According to Episcopal Conference of Malawi (ECM) of Catholic Church, through its press statement signed by its National Health Secretary, Bertha Magomero and Director of Social Development, Carsterns Mulume, HIV prevalence in Malawi is declining with new infections reducing from 55,000 in 2011 to 34,000 in 2013 and half of these infections are occurring among young people aged 15-24 years.
It explains that majority of people being infected are those who were previously considered to be at low risk like couples and partners in stable relationships.
“A number of factors influence the transmission of HIV in the country such as; sexual behavior factors like multiple concurrent partnerships, biological, social and physical inequalities between men and women which increase susceptibility of women and girls to HIV infection, and poverty which often leads to transactional sex,” says part of the statement.

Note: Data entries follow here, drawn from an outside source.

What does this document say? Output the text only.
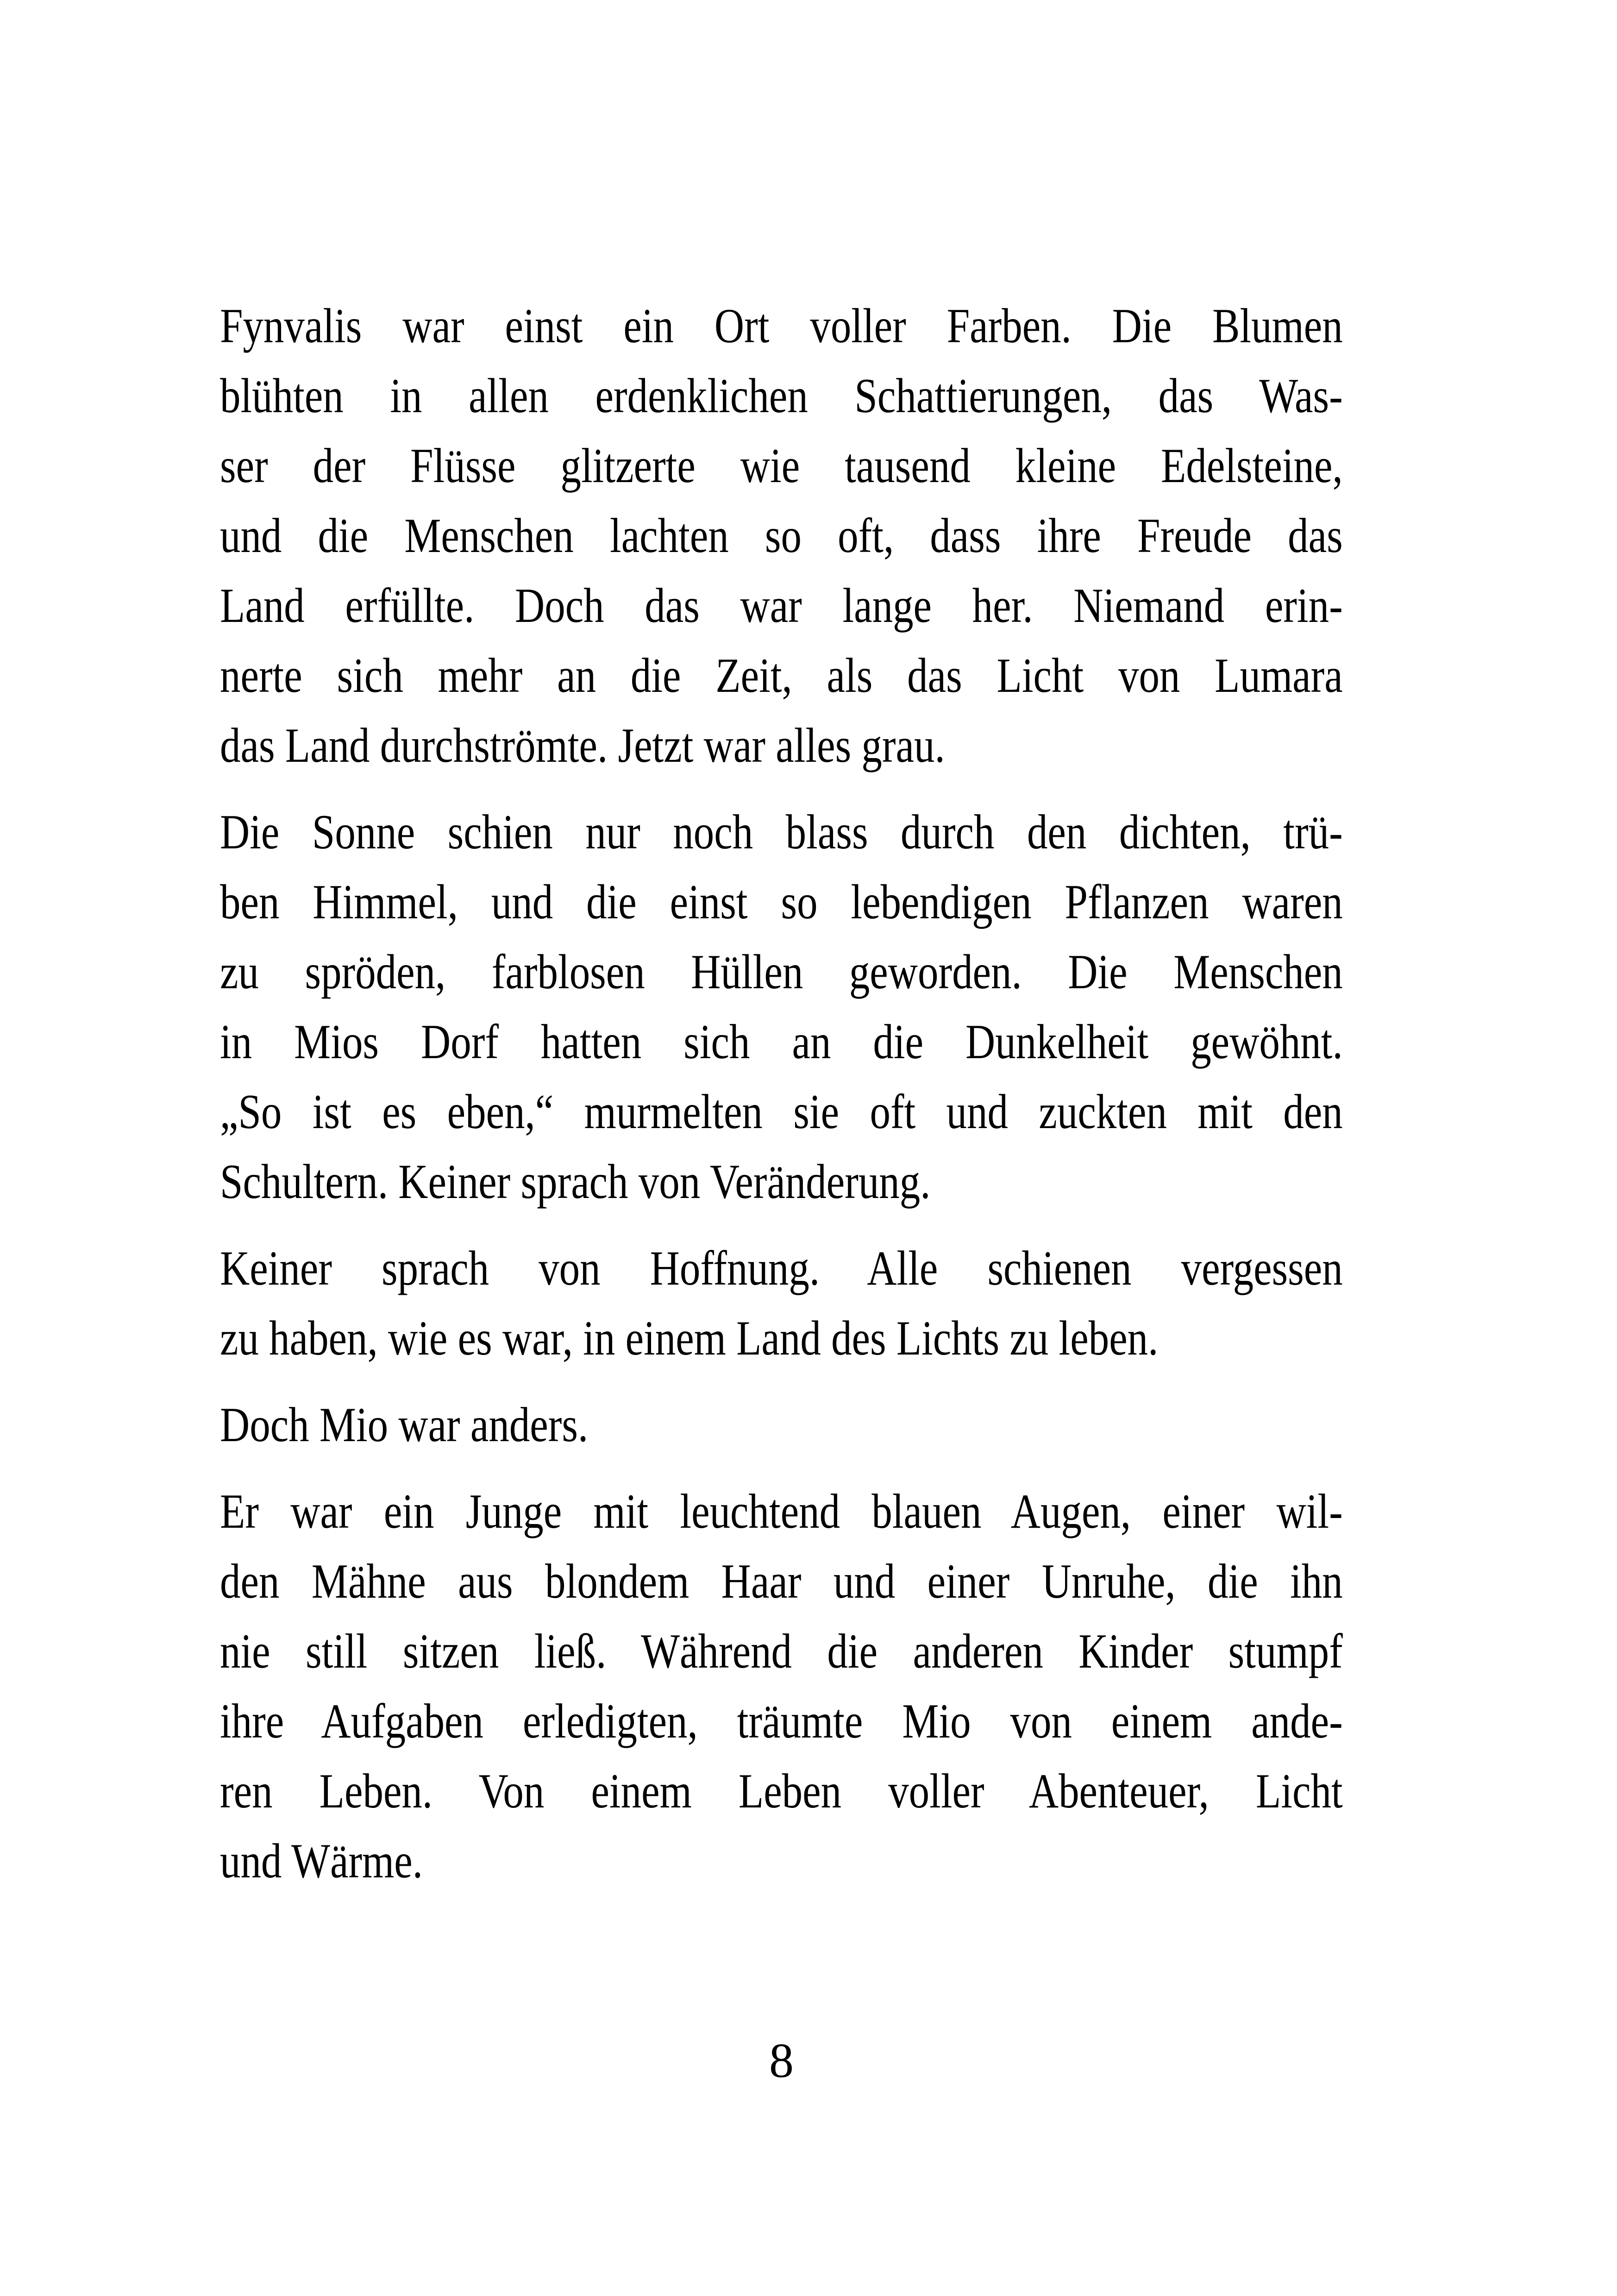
Fynvalis war einst ein Ort voller Farben. Die Blumen
blühten in allen erdenklichen Schattierungen, das Was-
ser der Flüsse glitzerte wie tausend kleine Edelsteine,
und die Menschen lachten so oft, dass ihre Freude das
Land erfüllte. Doch das war lange her. Niemand erin-
nerte sich mehr an die Zeit, als das Licht von Lumara
das Land durchströmte. Jetzt war alles grau.
Die Sonne schien nur noch blass durch den dichten, trü-
ben Himmel, und die einst so lebendigen Pflanzen waren
zu spröden, farblosen Hüllen geworden. Die Menschen
in Mios Dorf hatten sich an die Dunkelheit gewöhnt.
„So ist es eben,“ murmelten sie oft und zuckten mit den
Schultern. Keiner sprach von Veränderung.
Keiner sprach von Hoffnung. Alle schienen vergessen
zu haben, wie es war, in einem Land des Lichts zu leben.
Doch Mio war anders.
Er war ein Junge mit leuchtend blauen Augen, einer wil-
den Mähne aus blondem Haar und einer Unruhe, die ihn
nie still sitzen ließ. Während die anderen Kinder stumpf
ihre Aufgaben erledigten, träumte Mio von einem ande-
ren Leben. Von einem Leben voller Abenteuer, Licht
und Wärme.
8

However, ECM says in her efforts to meet the targets Malawi will require to re-focuse the HIV testing and counselling programme to address negative social norms regarding HIV testing, expansion of antiretroviral therapy (ART) services to balance the patient burden between sites and a concerted public education campaign to galvanize the population behind the 90-90-90 targets.
According to statistics, Malawi is among the countries worst affected by the HIV epidemic with an HIV prevalence of 10.6% in the 15-49 age group.